Saat ini WhatsApp diperkirakan memiliki 1,5 miliar pengguna aktif di dunia dan merupakan aplikasi pesan paling populer di Bumi.

8. Tinggalkan Facebook dan 1 miliar dolar

Ketika Facebook membeli WhatsApp pada 2014 lalu, Koum sendiri mendapat jatah 24,9 juta lembar saham. Meski demikian, saham-saham itu tak diserahkan sekaligus kepadanya, alih-alih secara bertahap hingga November tahun ini.

Sebagian besar saham itu memang sudah diamankan oleh Koum. Tetapi masih ada sekitar 5,8 juta lembar saham, yang sedianya diserahkan bertahap pada Mei, Agustus, dan November, jika Koum masih bertahan di WhatsApp.
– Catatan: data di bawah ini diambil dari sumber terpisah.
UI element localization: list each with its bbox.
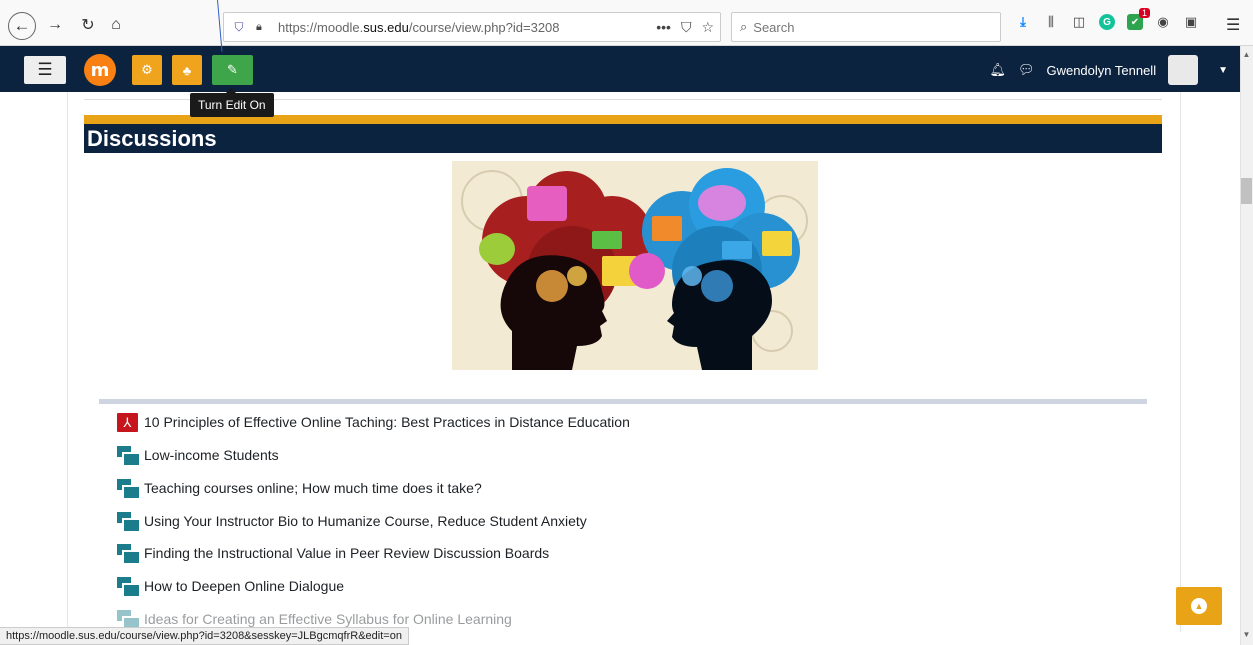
- hamburger-icon[interactable]: ☰: [24, 56, 66, 84]
- moodle-logo[interactable]: m: [84, 54, 116, 86]
- library-icon[interactable]: ⫼: [1043, 14, 1059, 30]
- notification-badge: 1: [1138, 8, 1150, 18]
- reload-icon[interactable]: ↻: [76, 13, 100, 37]
- scroll-to-top-button[interactable]: ▲: [1176, 587, 1222, 625]
- bell-icon[interactable]: 🔔︎: [989, 62, 1006, 78]
- forum-icon: [117, 543, 139, 563]
- list-item[interactable]: Using Your Instructor Bio to Humanize Co…: [117, 510, 587, 532]
- back-arrow-icon[interactable]: ←: [8, 12, 36, 40]
- edit-toggle-button[interactable]: ✎: [212, 55, 253, 85]
- browser-menu-icon[interactable]: ☰: [1226, 15, 1240, 35]
- scroll-up-arrow-icon[interactable]: ▲: [1241, 50, 1252, 59]
- activity-link[interactable]: Teaching courses online; How much time d…: [144, 480, 482, 496]
- user-area: 🔔︎ 💬︎ Gwendolyn Tennell ▼: [989, 55, 1228, 85]
- chevron-down-icon[interactable]: ▼: [1218, 65, 1228, 76]
- search-input[interactable]: ⌕ Search: [731, 12, 1001, 42]
- status-bar-link: https://moodle.sus.edu/course/view.php?i…: [0, 627, 409, 645]
- activity-link[interactable]: Using Your Instructor Bio to Humanize Co…: [144, 513, 587, 529]
- forward-arrow-icon[interactable]: →: [43, 13, 67, 37]
- avatar[interactable]: [1168, 55, 1199, 85]
- chat-icon[interactable]: 💬︎: [1018, 62, 1035, 78]
- lock-icon[interactable]: 🔒︎: [256, 21, 272, 34]
- content-divider: [99, 399, 1147, 404]
- activity-link[interactable]: Ideas for Creating an Effective Syllabus…: [144, 611, 512, 627]
- search-icon: ⌕: [740, 19, 748, 34]
- account-icon[interactable]: ◉: [1155, 14, 1171, 30]
- toolbar-icons: ⤓ ⫼ ◫ G ✔ 1 ◉ ▣: [1015, 8, 1199, 30]
- browser-toolbar: ← → ↻ ⌂ ⛉ 🔒︎ https://moodle.sus.edu/cour…: [0, 0, 1253, 46]
- pocket-icon[interactable]: ⛉: [681, 19, 692, 36]
- page-actions-icon[interactable]: •••: [656, 19, 671, 36]
- sidebar-icon[interactable]: ◫: [1071, 14, 1087, 30]
- chevron-up-icon: ▲: [1191, 598, 1207, 614]
- forum-icon: [117, 576, 139, 596]
- forum-icon: [117, 478, 139, 498]
- section-title: Discussions: [84, 124, 1162, 153]
- home-icon[interactable]: ⌂: [104, 13, 128, 37]
- reader-icon[interactable]: ▣: [1183, 14, 1199, 30]
- extension-icon[interactable]: ✔ 1: [1127, 8, 1150, 30]
- list-item[interactable]: Low-income Students: [117, 444, 279, 466]
- address-bar[interactable]: ⛉ 🔒︎ https://moodle.sus.edu/course/view.…: [223, 12, 721, 42]
- scroll-down-arrow-icon[interactable]: ▼: [1241, 630, 1252, 639]
- list-item[interactable]: How to Deepen Online Dialogue: [117, 575, 344, 597]
- list-item[interactable]: Finding the Instructional Value in Peer …: [117, 542, 549, 564]
- moodle-navbar: ☰ m ⚙ ♣ ✎ 🔔︎ 💬︎ Gwendolyn Tennell ▼: [0, 46, 1240, 92]
- list-item[interactable]: Teaching courses online; How much time d…: [117, 477, 482, 499]
- grammarly-icon[interactable]: G: [1099, 14, 1115, 30]
- discussion-heads-image: [452, 161, 818, 370]
- forum-icon: [117, 609, 139, 629]
- scrollbar-thumb[interactable]: [1241, 178, 1252, 204]
- list-item[interactable]: ⅄ 10 Principles of Effective Online Tach…: [117, 411, 630, 433]
- edit-tooltip: Turn Edit On: [190, 88, 274, 117]
- url-text[interactable]: https://moodle.sus.edu/course/view.php?i…: [278, 20, 560, 35]
- bookmark-star-icon[interactable]: ☆: [701, 19, 714, 36]
- logo-letter: m: [90, 59, 110, 81]
- pdf-icon: ⅄: [117, 412, 138, 432]
- sitemap-icon[interactable]: ♣: [172, 55, 202, 85]
- admin-gears-icon[interactable]: ⚙: [132, 55, 162, 85]
- search-placeholder: Search: [753, 19, 795, 35]
- forum-icon: [117, 511, 139, 531]
- url-actions: ••• ⛉ ☆: [656, 19, 714, 36]
- user-name[interactable]: Gwendolyn Tennell: [1046, 63, 1156, 78]
- download-icon[interactable]: ⤓: [1015, 14, 1031, 30]
- activity-link[interactable]: How to Deepen Online Dialogue: [144, 578, 344, 594]
- forum-icon: [117, 445, 139, 465]
- activity-link[interactable]: Finding the Instructional Value in Peer …: [144, 545, 549, 561]
- activity-link[interactable]: 10 Principles of Effective Online Tachin…: [144, 414, 630, 430]
- page-scrollbar[interactable]: [1240, 46, 1253, 645]
- tracking-shield-icon[interactable]: ⛉: [230, 20, 248, 35]
- activity-link[interactable]: Low-income Students: [144, 447, 279, 463]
Total nilai saham itu, seperti dilansir Bloomberg, Senin (30/4/2018), adalah sekitar 997,5 juta dolar. Koum diperkirakan tak bisa memiliki jutaan saham ini setelah hengkang.

Meski demikian, dari Facebook dan WhatsApp Koum diperkirakan telah mendulang kekayaan sekitar 10,4 miliar dolar. Ia diketahui telah menjual saham Facebook senilai 8 miliar dolar sejak 2015 lalu.

Jan Koum, menurut Bloomberg Billionaires Index, masuk dalam daftar 500 orang terkaya di dunia. Ia menduduki nomor 136 dalam daftar itu.